今日の朝日新聞「文化・文芸」欄。瀬戸内寂聴さんの「残された日々」という連載があるのだけれど、ワシャは瀬戸内寂聴にそれほど興味がないので、著書も読んだことはないし、この連載も素通りしていた。
でもね、題が「ショーケンとの再会」となると話は別だ。もちろん全文熟読をした。要は、ショーケンが大麻取締法違反で逮捕され、判決が下って、執行猶予が取れた。その足で、妻のいしだあゆみさんから紹介された瀬戸内さんを京都に訪ねた……というエピソードだった。
ワシャはこれを知っていた。
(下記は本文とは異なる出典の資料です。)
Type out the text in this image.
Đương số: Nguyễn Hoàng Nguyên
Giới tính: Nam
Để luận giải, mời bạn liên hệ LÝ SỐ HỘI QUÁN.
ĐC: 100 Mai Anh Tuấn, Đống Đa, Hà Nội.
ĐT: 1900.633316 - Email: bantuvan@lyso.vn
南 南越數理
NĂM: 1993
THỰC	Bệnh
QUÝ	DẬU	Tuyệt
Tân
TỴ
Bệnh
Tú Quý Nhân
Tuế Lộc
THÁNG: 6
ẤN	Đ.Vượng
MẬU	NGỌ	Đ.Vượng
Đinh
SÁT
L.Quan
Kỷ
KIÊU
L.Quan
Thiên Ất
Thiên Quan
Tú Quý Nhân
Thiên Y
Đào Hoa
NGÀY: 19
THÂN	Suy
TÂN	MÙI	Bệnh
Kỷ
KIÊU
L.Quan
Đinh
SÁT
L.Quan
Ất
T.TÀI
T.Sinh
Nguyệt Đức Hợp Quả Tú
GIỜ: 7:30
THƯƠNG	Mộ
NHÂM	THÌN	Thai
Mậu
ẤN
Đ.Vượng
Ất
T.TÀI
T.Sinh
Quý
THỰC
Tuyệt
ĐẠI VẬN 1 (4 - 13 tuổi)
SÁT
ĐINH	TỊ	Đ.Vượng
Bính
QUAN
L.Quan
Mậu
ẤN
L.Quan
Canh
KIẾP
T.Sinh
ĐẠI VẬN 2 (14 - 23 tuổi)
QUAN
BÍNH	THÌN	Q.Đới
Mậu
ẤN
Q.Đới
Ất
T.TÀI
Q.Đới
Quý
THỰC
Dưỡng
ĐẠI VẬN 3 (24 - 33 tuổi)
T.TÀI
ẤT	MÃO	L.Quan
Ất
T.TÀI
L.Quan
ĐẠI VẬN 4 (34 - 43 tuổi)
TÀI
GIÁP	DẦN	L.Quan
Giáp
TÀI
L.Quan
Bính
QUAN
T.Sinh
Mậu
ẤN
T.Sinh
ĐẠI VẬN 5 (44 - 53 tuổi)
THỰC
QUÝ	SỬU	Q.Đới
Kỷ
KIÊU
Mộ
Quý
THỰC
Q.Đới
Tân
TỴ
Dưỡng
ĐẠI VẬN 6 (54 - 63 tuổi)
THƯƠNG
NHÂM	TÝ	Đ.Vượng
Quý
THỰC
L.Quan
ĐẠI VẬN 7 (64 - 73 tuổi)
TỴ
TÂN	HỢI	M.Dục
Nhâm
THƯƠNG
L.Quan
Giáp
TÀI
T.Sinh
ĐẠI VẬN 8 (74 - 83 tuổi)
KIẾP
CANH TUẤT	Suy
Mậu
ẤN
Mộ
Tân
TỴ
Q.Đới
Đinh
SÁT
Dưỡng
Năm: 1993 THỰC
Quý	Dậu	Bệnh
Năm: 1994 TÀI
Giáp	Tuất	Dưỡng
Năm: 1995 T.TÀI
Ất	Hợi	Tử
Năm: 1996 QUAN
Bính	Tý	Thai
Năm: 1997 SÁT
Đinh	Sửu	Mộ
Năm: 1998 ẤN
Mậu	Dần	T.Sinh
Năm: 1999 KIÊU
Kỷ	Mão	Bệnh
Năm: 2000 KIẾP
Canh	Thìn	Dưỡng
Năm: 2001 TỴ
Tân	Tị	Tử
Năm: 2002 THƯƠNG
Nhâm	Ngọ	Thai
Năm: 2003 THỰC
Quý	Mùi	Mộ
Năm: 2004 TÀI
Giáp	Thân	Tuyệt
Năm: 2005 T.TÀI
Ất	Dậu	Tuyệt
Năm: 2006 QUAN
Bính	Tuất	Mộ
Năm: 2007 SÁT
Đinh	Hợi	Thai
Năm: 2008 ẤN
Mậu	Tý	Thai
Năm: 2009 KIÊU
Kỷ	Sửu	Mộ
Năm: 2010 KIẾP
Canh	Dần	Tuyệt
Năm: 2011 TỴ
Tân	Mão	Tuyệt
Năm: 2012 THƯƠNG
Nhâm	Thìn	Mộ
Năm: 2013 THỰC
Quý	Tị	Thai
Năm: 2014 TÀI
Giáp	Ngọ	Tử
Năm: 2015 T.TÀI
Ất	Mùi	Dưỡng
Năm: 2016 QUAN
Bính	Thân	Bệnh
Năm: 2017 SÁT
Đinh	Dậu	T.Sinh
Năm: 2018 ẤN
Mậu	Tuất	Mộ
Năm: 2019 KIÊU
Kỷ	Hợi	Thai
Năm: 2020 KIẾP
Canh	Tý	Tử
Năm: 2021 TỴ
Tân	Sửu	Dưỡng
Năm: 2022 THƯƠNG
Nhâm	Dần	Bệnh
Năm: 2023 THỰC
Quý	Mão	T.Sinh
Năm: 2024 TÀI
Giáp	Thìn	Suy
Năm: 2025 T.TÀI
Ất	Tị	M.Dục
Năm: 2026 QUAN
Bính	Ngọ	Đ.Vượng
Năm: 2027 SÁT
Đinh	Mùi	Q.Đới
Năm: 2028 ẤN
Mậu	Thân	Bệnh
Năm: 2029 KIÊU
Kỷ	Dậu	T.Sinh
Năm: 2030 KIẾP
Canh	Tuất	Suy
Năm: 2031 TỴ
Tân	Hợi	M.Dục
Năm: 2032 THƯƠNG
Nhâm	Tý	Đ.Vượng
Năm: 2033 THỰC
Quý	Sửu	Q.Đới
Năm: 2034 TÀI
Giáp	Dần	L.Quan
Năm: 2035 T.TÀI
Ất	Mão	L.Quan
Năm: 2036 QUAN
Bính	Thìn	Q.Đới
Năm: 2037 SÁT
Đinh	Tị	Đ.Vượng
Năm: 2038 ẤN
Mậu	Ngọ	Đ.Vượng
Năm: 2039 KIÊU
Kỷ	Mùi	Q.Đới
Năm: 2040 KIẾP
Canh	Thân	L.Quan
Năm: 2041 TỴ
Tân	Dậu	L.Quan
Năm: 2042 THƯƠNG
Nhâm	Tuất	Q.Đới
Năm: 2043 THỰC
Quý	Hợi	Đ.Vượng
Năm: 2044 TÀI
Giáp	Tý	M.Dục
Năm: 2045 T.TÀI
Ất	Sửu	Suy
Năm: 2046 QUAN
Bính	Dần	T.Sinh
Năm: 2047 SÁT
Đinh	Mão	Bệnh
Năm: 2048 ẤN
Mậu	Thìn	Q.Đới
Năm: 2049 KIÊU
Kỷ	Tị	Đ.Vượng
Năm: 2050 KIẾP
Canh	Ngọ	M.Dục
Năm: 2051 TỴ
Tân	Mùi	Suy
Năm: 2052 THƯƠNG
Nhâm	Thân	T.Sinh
萩原健一の著書『ショーケン』(講談社)に、逮捕から更生までの経緯が赤裸々に語られているからである。
どちらの話も同様で、ショーケンは瀬戸内さんの紹介で「天龍寺」に入った。頭を剃って法衣を身にまとうと、「ショーケンは見事な雲水になりきるのは、さすがの役者だった」と言っている。
もちろんショーケンの坊主姿は絵になったろう。ワシャも見たかったがところがどっこい、中身は仏道からもっとも遠いところにいたんでしょうね。『ショーケン』 によれば、夜間外出禁止にも関わらず、毎晩、寺を抜け出して祇園通いをしたそうだ。そこで目撃されて、天龍寺から東光寺に左遷されたと語っている。
確かに、ショーケンが僧侶を演じたとして、天龍寺の庭園に佇んでいたとしても、いかにも灰汁の強い生臭坊主といった風情だろう。
瀬戸内さんの連載を切っ掛けに『ショーケン』を読み返してみて、ショーケンという役者の存在の大きさを実感した。
この連載の下に、福岡伸一さんの連載もあったのだが、これも「万葉集」と「蝶」の絡みの話でおもしろかった。朝日新聞がこんなに充実しているのは久しぶりだった(笑)。